Управляющий потянул за ручку звонка и, прежде чем Джэсон успел промолвить слово, лакей отворил дверь, взял Фукса под руку и увел его внутрь, в мертвую тишину старого дворца.

Яркое солнце и оживление, царящее на площади Ам Гоф, немного рассеяли мрачные мысли Джэсона; где-то в этом городе есть люди, которые помогут ему найти Йозефа Дейнера или хотя бы одного из докторов, лечивших Моцарта.

14. Антон Гроб

На следующий день Антон Гроб необычайно радушно, как старых знакомых, принял Джэсона и Дебору. Лакей провел их в гостиную, и хозяин, излучая сердечность, поспешил им навстречу. Банкир был маленьким, толстым, сутулым человечком с белыми, как снег, волосами, розовыми щеками и ангельской улыбкой.

– Я решил устроить для вас музыкальный вечер, – сказал Гроб. – Это лучший способ познакомиться с Веной. Я сам музыкант-любитель, и, думаю, вам будет приятно послушать квартеты Моцарта и Бетховена. Когда мы покончим с делами, к нам присоединятся трое моих друзей, тоже музыкантов-любителей, и мы устроим небольшой концерт.

– Прекрасно, – отозвался Джэсон, довольный тем, что без труда понимает речь банкира.

– Позвольте показать вам мои апартаменты. – Гроб был само гостеприимство.

– Ваши кресла с их темно-красной обивкой сделают честь королевскому дворцу, – похвалила Дебора.

– У вас прекрасный вкус. Это императорский пурпур. Пурпур Габсбургов.

Банкир с гордостью водил их по гостиной. Деборе понравились стены с белыми панелями и позолотой, два великолепных зеркала на противоположных концах залы, высокие, выходящие в сад окна, сверкающая люстра. Гроб, должно быть, был очень богат.

Заметив ее восхищение, Гроб пояснил:

– Точно такая же люстра висит в Гофбурге.

Но главную гордость банкира составляла коллекция произведений искусства: бюст работы Бернини, два дубовых стола семнадцатого века, некогда собственность одного из пап, золотые подсвечники работы Челлини и часы, якобы принадлежавшие в детстве Марии Антуанетте.

Особняк банкира находился на Кольмаркт, у Михаэлер-плац, в самом центре Вены, откуда было рукой подать до Гофбурга и собора св. Стефана.
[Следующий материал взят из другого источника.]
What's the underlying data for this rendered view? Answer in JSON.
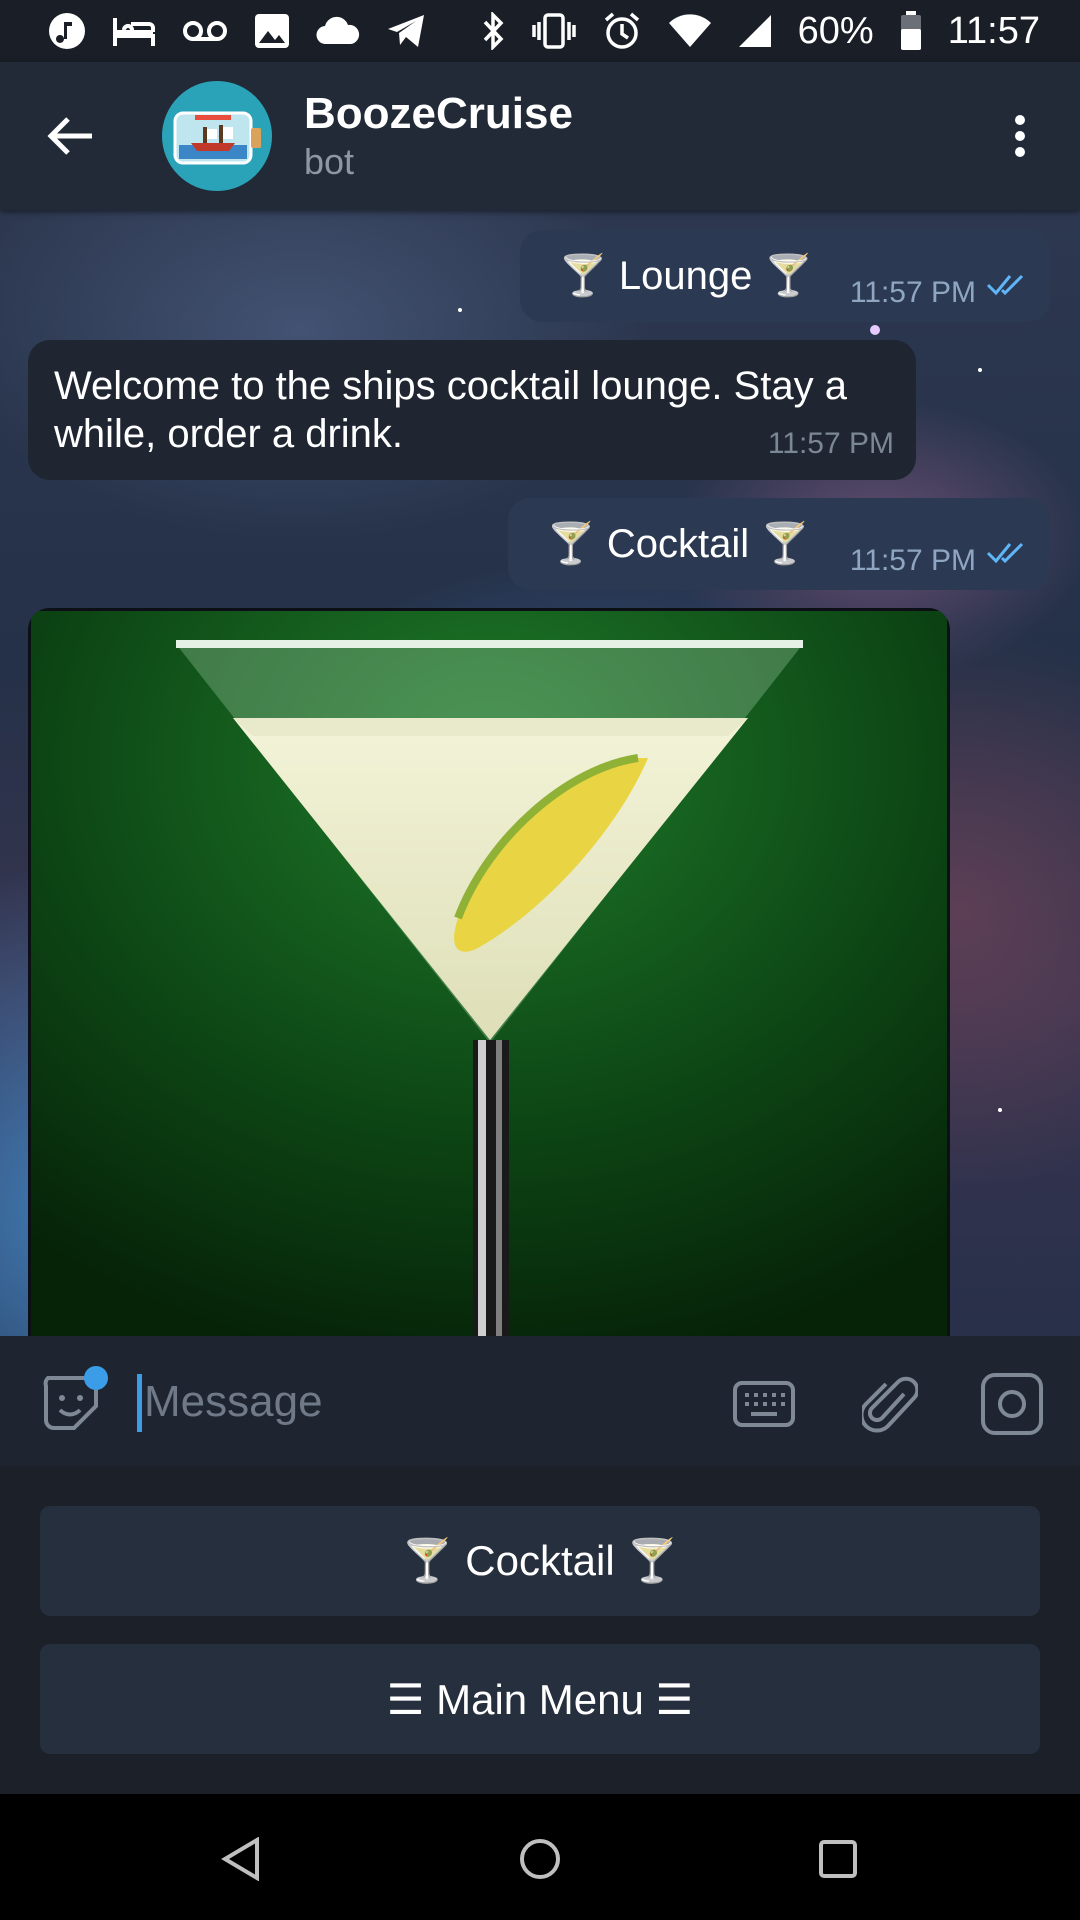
{
  "status_bar": {
    "battery": "60%",
    "time": "11:57",
    "left_icons": [
      "music-note-icon",
      "bed-icon",
      "voicemail-icon",
      "image-icon",
      "cloud-icon",
      "telegram-icon"
    ],
    "right_icons": [
      "bluetooth-icon",
      "vibrate-icon",
      "alarm-icon",
      "wifi-icon",
      "signal-icon",
      "battery-icon"
    ]
  },
  "header": {
    "title": "BoozeCruise",
    "subtitle": "bot"
  },
  "messages": [
    {
      "direction": "out",
      "text": "🍸 Lounge 🍸",
      "time": "11:57 PM",
      "read": true
    },
    {
      "direction": "in",
      "text": "Welcome to the ships cocktail lounge. Stay a while, order a drink.",
      "time": "11:57 PM"
    },
    {
      "direction": "out",
      "text": "🍸 Cocktail 🍸",
      "time": "11:57 PM",
      "read": true
    },
    {
      "direction": "in",
      "type": "photo",
      "subject": "cocktail glass with lime"
    }
  ],
  "input": {
    "placeholder": "Message"
  },
  "keyboard": {
    "buttons": [
      "🍸 Cocktail 🍸",
      "☰ Main Menu ☰"
    ]
  },
  "colors": {
    "header_bg": "#212a36",
    "outgoing_bubble": "#2b3a52",
    "incoming_bubble": "#1f2631",
    "accent": "#3b9de8",
    "keyboard_button": "#262f3d"
  }
}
Затем Гроб повел их в музыкальную комнату, где показал фортепьяно новейшей конструкции. А когда Дебора выразила удивление по поводу того, что банкир такой любитель музыки, он пожал плечами и ответил:

– Это естественно. Каждый образованный человек в Вене имеет фортепьяно. Не хотите ли его опробовать, господин Отис?

– Пожалуй, только не сейчас. – Пальцы Джэсона утратили гибкость.

– Может быть, вы все-таки передумаете. – Гроб извлек из стенного сейфа фортепьянную сонату Моцарта и с величайшей почтительностью подал ноты Джэсону.

– Взгляните, это оригинал, – похвалился он.

Сердце Джэсона учащенно забилось, мелодия уже звучала у него в голове. Музыка оказалась неожиданно грустной. Соната была написана в форме фантазии, Джэсон играл, и ему казалось, что он ведет с Моцартом долгую, задушевную беседу.